Quand Clément Beaune, le secrétaire d’Etat Français aux Affaires européennes, affirme que le gouvernement britannique ne comprend que "le langage de la force", la majorité conservatrice se braque et un député compare Emmanuel Macron à "un petit Napoléon qui s’accroche au pouvoir". Cible parfaite, le président français est accusé de vouloir soigner sa popularité dans l’hexagone, alors que démarre la campagne présidentielle, en tapant sur l’Angleterre. Même s’il n’est pas un grand fan de Boris Johnson, John Nichols reçoit parfaitement ce message : "Nous n’avons pas le temps de nous amuser mais si les Français veulent s’énerver, nous pouvons le faire aussi."
"L’Angleterre et la France ont été en guerre très souvent, depuis des centaines d’années. Ce n’est bon pour personne. Nos pêcheurs respectent des règles, les Français doivent s’y soumettre également."
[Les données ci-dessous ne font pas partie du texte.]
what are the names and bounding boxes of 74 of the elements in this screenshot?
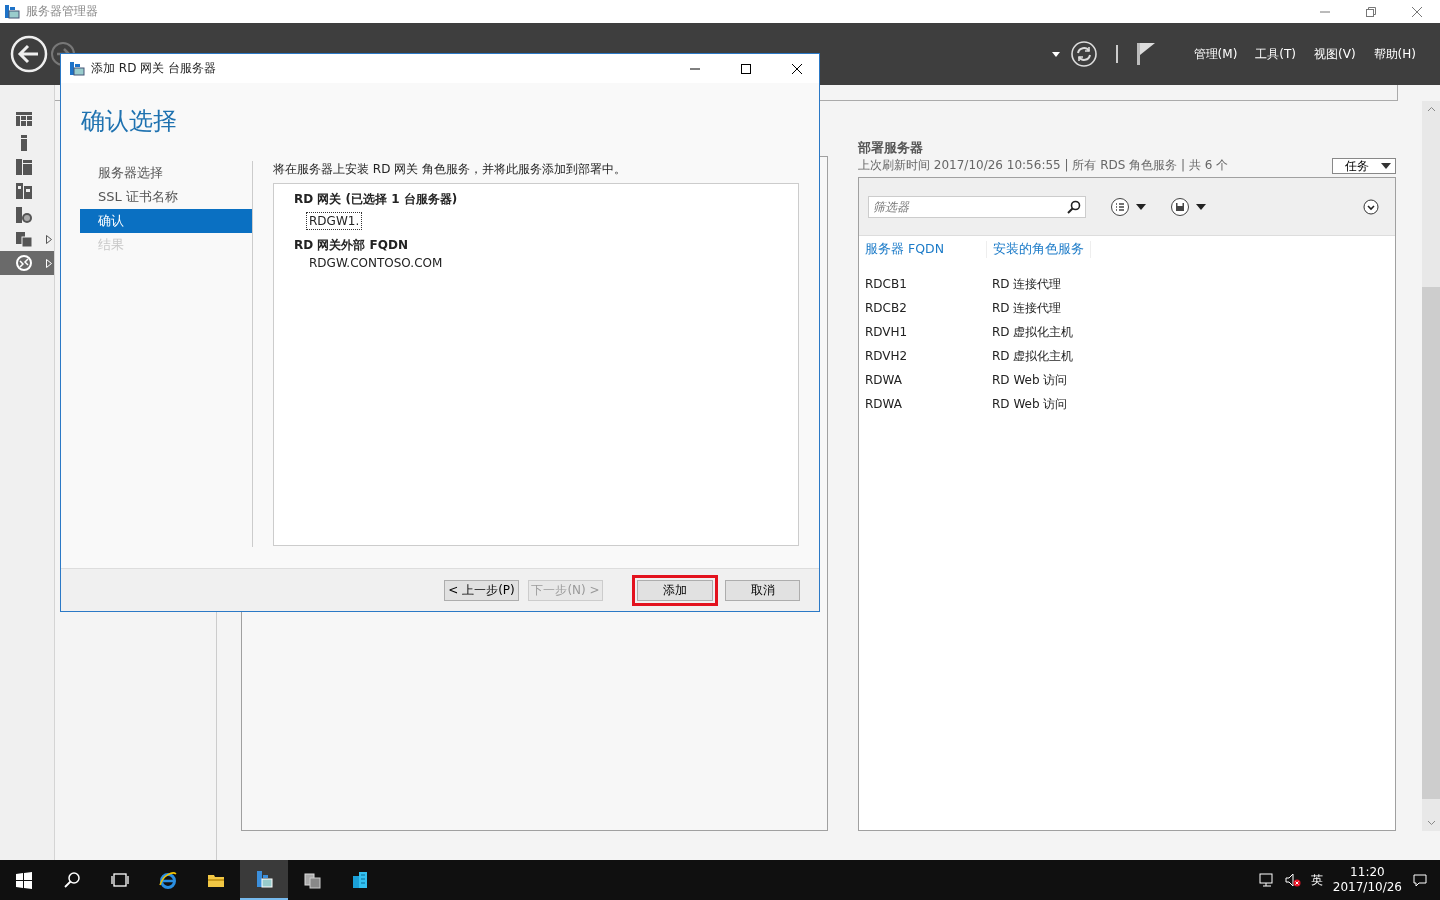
- column-header[interactable]: 安装的角色服务: [987, 241, 1091, 258]
- network-icon[interactable]: [1258, 873, 1275, 887]
- remote-icon: [16, 255, 32, 271]
- servers-icon: [16, 159, 32, 175]
- task-view-icon: [111, 871, 129, 889]
- dashboard-icon: [16, 111, 32, 127]
- flag-icon[interactable]: [1135, 42, 1156, 66]
- notification-icon[interactable]: [1412, 872, 1428, 888]
- server-manager-icon: [4, 4, 20, 19]
- maximize-icon[interactable]: [739, 62, 752, 75]
- summary-value: RDGW.CONTOSO.COM: [308, 255, 444, 271]
- scroll-up-icon[interactable]: [1426, 106, 1436, 112]
- close-icon[interactable]: [790, 62, 803, 75]
- save-icon[interactable]: [1170, 196, 1190, 217]
- dialog-button[interactable]: 取消: [725, 579, 800, 601]
- list-icon[interactable]: [1110, 196, 1130, 217]
- scroll-thumb[interactable]: [1422, 287, 1440, 799]
- page-heading: 确认选择: [80, 106, 178, 137]
- caret-icon[interactable]: [1136, 203, 1146, 210]
- back-icon[interactable]: [10, 35, 48, 73]
- buildings-icon: [351, 871, 369, 889]
- search-icon[interactable]: [1067, 199, 1081, 214]
- caret-icon[interactable]: [1051, 51, 1060, 57]
- wizard-step[interactable]: 确认: [80, 209, 252, 233]
- table-cell-text: RDCB2: [864, 301, 908, 315]
- tasks-dropdown[interactable]: 任务: [1332, 158, 1396, 174]
- table-cell-text: RDVH2: [864, 349, 909, 363]
- dialog-button[interactable]: 添加: [637, 579, 713, 601]
- summary-heading: RD 网关 (已选择 1 台服务器): [294, 190, 459, 208]
- taskbar-button[interactable]: [240, 860, 288, 900]
- menu-item[interactable]: 工具(T): [1251, 45, 1301, 63]
- description-text: 将在服务器上安装 RD 网关 角色服务，并将此服务添加到部署中。: [273, 161, 628, 178]
- scroll-down-icon[interactable]: [1426, 820, 1436, 826]
- expand-icon[interactable]: [1363, 198, 1379, 215]
- table-cell-text: RD 虚拟化主机: [991, 347, 1075, 365]
- clock-date[interactable]: 2017/10/26: [1332, 880, 1402, 895]
- menu-item[interactable]: 视图(V): [1310, 45, 1360, 63]
- column-header[interactable]: 服务器 FQDN: [859, 241, 987, 258]
- input-method-indicator[interactable]: 英: [1310, 871, 1323, 889]
- filter-field[interactable]: 筛选器: [868, 195, 1086, 218]
- table-cell-text: RDVH1: [864, 325, 909, 339]
- section-title: 部署服务器: [858, 139, 924, 157]
- wizard-step[interactable]: SSL 证书名称: [80, 185, 252, 209]
- clock-time[interactable]: 11:20: [1350, 865, 1385, 880]
- server-manager-icon: [255, 870, 273, 888]
- sidebar-item[interactable]: [0, 251, 54, 275]
- expand-arrow-icon[interactable]: [46, 234, 52, 244]
- table-cell-text: RDCB1: [864, 277, 908, 291]
- volume-muted-icon[interactable]: [1284, 873, 1301, 887]
- table-cell-text: RD Web 访问: [991, 395, 1069, 413]
- scrollbar[interactable]: [1422, 101, 1440, 831]
- table-cell-text: RD 连接代理: [991, 275, 1063, 293]
- table-cell-text: RD 虚拟化主机: [991, 323, 1075, 341]
- windows-icon: [15, 871, 33, 889]
- storage-icon: [16, 183, 32, 199]
- menu-item[interactable]: 帮助(H): [1369, 45, 1420, 63]
- dialog-button[interactable]: < 上一步(P): [444, 579, 519, 601]
- menu-item[interactable]: 管理(M): [1189, 45, 1242, 63]
- refresh-icon[interactable]: [1069, 40, 1098, 68]
- table-cell-text: RDWA: [864, 373, 903, 387]
- table-cell-text: RD Web 访问: [991, 371, 1069, 389]
- window-title: 服务器管理器: [26, 3, 98, 20]
- restore-icon[interactable]: [1365, 5, 1377, 18]
- summary-heading: RD 网关外部 FQDN: [294, 236, 409, 254]
- browser-icon: [159, 871, 177, 889]
- refresh-info: 上次刷新时间 2017/10/26 10:56:55 | 所有 RDS 角色服务 | 共 6 个: [858, 157, 1229, 174]
- search-icon: [63, 871, 81, 889]
- table-cell-text: RDWA: [864, 397, 903, 411]
- wizard-step[interactable]: 服务器选择: [80, 161, 252, 185]
- table-cell-text: RD 连接代理: [991, 299, 1063, 317]
- dialog-title: 添加 RD 网关 台服务器: [91, 60, 217, 77]
- server-manager-icon: [69, 61, 85, 76]
- summary-value: RDGW1.: [307, 213, 362, 229]
- caret-icon[interactable]: [1196, 203, 1206, 210]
John Nichols, président des pêcheurs de la régionà franceinfo
Le septuagénaire raconte l’époque glorieuse où une trentaine de bateaux revenaient au port de Ramsgate les filets remplis de poissons. Aujourd’hui, ils ne sont plus qu’une dizaine et la pêche n’est plus aussi fructueuse. Un souvenir que partage Tony, un retraité en balade sur la plage. "Quand j’étais gamin, on allait ramasser des crabes, des coquillages, pêcher aussi, se souvient-il. Maintenant, on ne trouve plus rien à cause de la surpêche et des bateaux étrangers qui ont tout ratissé." Le Brexit ne ramène pas cette époque. Ni les pêches miraculeuses, ni la jeunesse envolée. "Mais nous avons pris la bonne décision, assure Tony. Même si l’Europe veut tout faire pour nous compliquer la tâche, en particulier la France. Leurs chalutiers n’ont plus rien à faire chez nous. Il faut vous y faire."
"J’espérais que les choses seraient claires avec le Brexit"
Au XIXe siècle, la Reine Victoria aimait profiter de l’air marin à Ramsgate. Ses venues fréquentes avaient transformé la cité balnéaire en "place to be". Ce n’est plus le cas. Margate, à quelques kilomètres au Nord, attire plus de touristes et d’habitants qui fuient les villes. "Ce serait formidable de revenir dans le passé", assure Michael, le poissonnier installé sur le port.
Dans sa cahute blanche, il vend la marchandise tout juste débarquée sous le regard envieux des mouettes. "Les pêcheurs français ne peuvent plus venir ici et faire ce qu’ils veulent. J’espérais que les choses seraient claires avec le Brexit. Ce n’est pas exactement ce qui se passe. Il faudrait maintenant que la France apprenne à respecter nos lois", dit-il.
En 1975, le réalisateur Michel Lang avait choisi Ramsgate pour tourner son film À nous les petites Anglaises. Cette époque est bien révolue dans l’esprit des habitants de ce port du Kent. Avec le Brexit, les Français ne doivent plus s’approprier les merveilles locales.